By contrast, a disengaged employee is often focused on performing the bare minimum required to escape notice. Sound familiar? If they haven’t begun looking for a job elsewhere, they’re likely weighing their options. The source of their disengagement can range widely, from poor manager support to employee burnout to personal mental health issues, but by measuring their engagement levels and recognizing their decline, businesses can counteract the effects of quiet quitting—both personally and professionally.
When we measure engagement at Workday, we do so through four outcome questions, asking employees to provide a zero-to-10 score in response to prompts around advocacy, loyalty, satisfaction, and belief. These observable behaviors relate to what we expect from an employee who enjoys their work and is thriving in their role—and it’s these same behaviors that are the first to go when an employee starts quitting quietly. That’s why engagement surveys act as a strong first line of defense against disengagement.
Quiet Quitting Is a Global Issue
While the term quiet quitting and the associated buzz suggests that this is a recent development, issues surrounding disengagement, burnout, and job dissatisfaction are as old as they are prevalent. Dismissing quiet quitting as a news trend not only risks further disengagement, it overlooks the genuine reasons employees are stepping back from their job role and its responsibilities. Here are three examples of similar phenomena and terms, each of which relates to employee expectations concerning the quality of their employee experience.
“Involution” and “Lying Flat”
Dating back to 2020, the tied Chinese trends of “involution” and “lying flat” run in direct parallel with quiet quitting, with a similarly large presence in the news cycle. Involution is seen as the opposite of evolution—a willing stagnancy sought out in stark contrast with the “996” culture (working 9:00 a.m. to 9:00 p.m., six days a week). Likewise, lying flat is a fairly literally worded rejection of that same hustle culture. For younger generations who are being expected to work at a nonstop rate, stasis seems actively preferable.
Historically, work-to-rule has been an effective form of industrial action. Less severe than striking, work-to-rule involves workers coming together to only work the bare minimum required as per their contract. Not only does that mean strictly carrying out work during work hours, it also means following job specifications to the letter. This type of industrial action was designed to simultaneously reduce productivity and underline unfair working conditions.
Like involution, this is another recent example of disengaged employees battling with a lack of job fulfillment. In 2018, a study of 3,000 UK workers found that 36% felt they were “coasting.” While less severe etymologically than quiet quitting, the study refers to coasting with the exact same framing as quiet quitting, namely: “applying just enough effort to get by and go home at the end of the day.” The study was quick to underline that those surveyed said they weren’t lacking ambition but purpose.
How to Address Quiet Quitting
In an opinion piece for a U.K. news publication, journalist Thea de Gallier outlined her own experiences with quiet quitting as someone with chronic fatigue syndrome. In doing so, she highlighted how quiet quitting is about more than burnout—it’s about drawing personal boundaries at work.

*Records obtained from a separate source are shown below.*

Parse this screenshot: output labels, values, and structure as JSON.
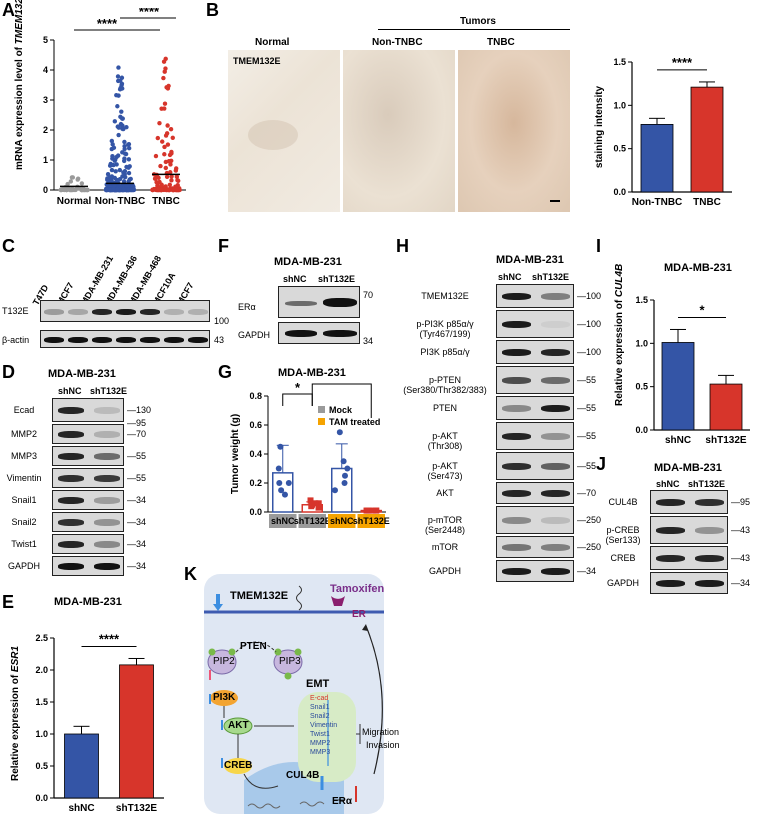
{
  "panels": {
    "A": {
      "label": "A",
      "ylabel_prefix": "mRNA expression level of ",
      "ylabel_gene": "TMEM132E",
      "sig_top": "****",
      "sig_main": "****",
      "chart_data": {
        "type": "scatter",
        "categories": [
          "Normal",
          "Non-TNBC",
          "TNBC"
        ],
        "ylim": [
          0,
          5
        ],
        "yticks": [
          "0",
          "1",
          "2",
          "3",
          "4",
          "5"
        ],
        "means": [
          0.12,
          0.22,
          0.52
        ]
      }
    },
    "B": {
      "label": "B",
      "header": "Tumors",
      "col_labels": [
        "Normal",
        "Non-TNBC",
        "TNBC"
      ],
      "stain_label": "TMEM132E",
      "chart_data": {
        "type": "bar",
        "categories": [
          "Non-TNBC",
          "TNBC"
        ],
        "values": [
          0.78,
          1.21
        ],
        "errors": [
          0.07,
          0.06
        ],
        "ylabel": "staining intensity",
        "ylim": [
          0,
          1.5
        ],
        "yticks": [
          "0.0",
          "0.5",
          "1.0",
          "1.5"
        ],
        "sig": "****"
      }
    },
    "C": {
      "label": "C",
      "lanes": [
        "T47D",
        "MCF7",
        "MDA-MB-231",
        "MDA-MB-436",
        "MDA-MB-468",
        "MCF10A",
        "MCF7"
      ],
      "rows": [
        {
          "name": "T132E",
          "kda": "100"
        },
        {
          "name": "β-actin",
          "kda": "43"
        }
      ]
    },
    "D": {
      "label": "D",
      "title": "MDA-MB-231",
      "lanes": [
        "shNC",
        "shT132E"
      ],
      "rows": [
        {
          "name": "Ecad",
          "kda": "130"
        },
        {
          "name": "",
          "kda": "95"
        },
        {
          "name": "MMP2",
          "kda": "70"
        },
        {
          "name": "MMP3",
          "kda": "55"
        },
        {
          "name": "Vimentin",
          "kda": "55"
        },
        {
          "name": "Snail1",
          "kda": "34"
        },
        {
          "name": "Snail2",
          "kda": "34"
        },
        {
          "name": "Twist1",
          "kda": "34"
        },
        {
          "name": "GAPDH",
          "kda": "34"
        }
      ]
    },
    "E": {
      "label": "E",
      "title": "MDA-MB-231",
      "ylabel_prefix": "Relative expression of ",
      "ylabel_gene": "ESR1",
      "chart_data": {
        "type": "bar",
        "categories": [
          "shNC",
          "shT132E"
        ],
        "values": [
          1.0,
          2.08
        ],
        "errors": [
          0.12,
          0.1
        ],
        "ylim": [
          0,
          2.5
        ],
        "yticks": [
          "0.0",
          "0.5",
          "1.0",
          "1.5",
          "2.0",
          "2.5"
        ],
        "sig": "****"
      }
    },
    "F": {
      "label": "F",
      "title": "MDA-MB-231",
      "lanes": [
        "shNC",
        "shT132E"
      ],
      "rows": [
        {
          "name": "ERα",
          "kda": "70"
        },
        {
          "name": "GAPDH",
          "kda": "34"
        }
      ]
    },
    "G": {
      "label": "G",
      "title": "MDA-MB-231",
      "legend": [
        "Mock",
        "TAM treated"
      ],
      "sig1": "*",
      "sig2": "**",
      "chart_data": {
        "type": "bar",
        "categories": [
          "shNC",
          "shT132E",
          "shNC",
          "shT132E"
        ],
        "values": [
          0.27,
          0.05,
          0.3,
          0.01
        ],
        "errors": [
          0.19,
          0.02,
          0.17,
          0.005
        ],
        "ylabel": "Tumor weight (g)",
        "ylim": [
          0,
          0.8
        ],
        "yticks": [
          "0.0",
          "0.2",
          "0.4",
          "0.6",
          "0.8"
        ],
        "groups": [
          "Mock",
          "Mock",
          "TAM treated",
          "TAM treated"
        ]
      }
    },
    "H": {
      "label": "H",
      "title": "MDA-MB-231",
      "lanes": [
        "shNC",
        "shT132E"
      ],
      "rows": [
        {
          "name": "TMEM132E",
          "kda": "100"
        },
        {
          "name": "p-PI3K p85α/γ\n(Tyr467/199)",
          "kda": "100"
        },
        {
          "name": "PI3K p85α/γ",
          "kda": "100"
        },
        {
          "name": "p-PTEN\n(Ser380/Thr382/383)",
          "kda": "55"
        },
        {
          "name": "PTEN",
          "kda": "55"
        },
        {
          "name": "p-AKT\n(Thr308)",
          "kda": "55"
        },
        {
          "name": "p-AKT\n(Ser473)",
          "kda": "55"
        },
        {
          "name": "AKT",
          "kda": "70"
        },
        {
          "name": "p-mTOR\n(Ser2448)",
          "kda": "250"
        },
        {
          "name": "mTOR",
          "kda": "250"
        },
        {
          "name": "GAPDH",
          "kda": "34"
        }
      ]
    },
    "I": {
      "label": "I",
      "title": "MDA-MB-231",
      "ylabel_prefix": "Relative expression of ",
      "ylabel_gene": "CUL4B",
      "chart_data": {
        "type": "bar",
        "categories": [
          "shNC",
          "shT132E"
        ],
        "values": [
          1.01,
          0.53
        ],
        "errors": [
          0.15,
          0.1
        ],
        "ylim": [
          0,
          1.5
        ],
        "yticks": [
          "0.0",
          "0.5",
          "1.0",
          "1.5"
        ],
        "sig": "*"
      }
    },
    "J": {
      "label": "J",
      "title": "MDA-MB-231",
      "lanes": [
        "shNC",
        "shT132E"
      ],
      "rows": [
        {
          "name": "CUL4B",
          "kda": "95"
        },
        {
          "name": "p-CREB\n(Ser133)",
          "kda": "43"
        },
        {
          "name": "CREB",
          "kda": "43"
        },
        {
          "name": "GAPDH",
          "kda": "34"
        }
      ]
    },
    "K": {
      "label": "K",
      "nodes": {
        "tmem": "TMEM132E",
        "tam": "Tamoxifen",
        "er": "ER",
        "pten": "PTEN",
        "pip2": "PIP2",
        "pip3": "PIP3",
        "pi3k": "PI3K",
        "akt": "AKT",
        "creb": "CREB",
        "emt": "EMT",
        "cul4b": "CUL4B",
        "era": "ERα",
        "migration": "Migration",
        "invasion": "Invasion"
      },
      "emt_list": [
        "E-cad",
        "Snail1",
        "Snail2",
        "Vimentin",
        "Twist1",
        "MMP2",
        "MMP3"
      ]
    }
  },
  "colors": {
    "blue": "#3455a6",
    "red": "#d7352b",
    "grey": "#9a9a9a",
    "orange": "#f5a300",
    "cellbg": "#dfe7f3"
  }
}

When terms like quiet quitting go viral, there’s a danger that the buzz around it removes the opportunity for nuanced conversations. Tackling quiet quitting isn’t about pushing employees to be more productive—it’s about listening to their difficulties and addressing what’s been said.
If employees don’t have space to speak up, they won’t. That’s why using tools that meet your employees where they work—whether that’s on their smartphone when an employee is off-site or with app integrations in the natural flow of their work day—is so important. Creating a personalized employee experience that’s seamless without feeling overly simplified ensures that your employees have the opportunity to provide feedback at each stage of their employee journey. That way attrition risk doesn’t turn into attrition.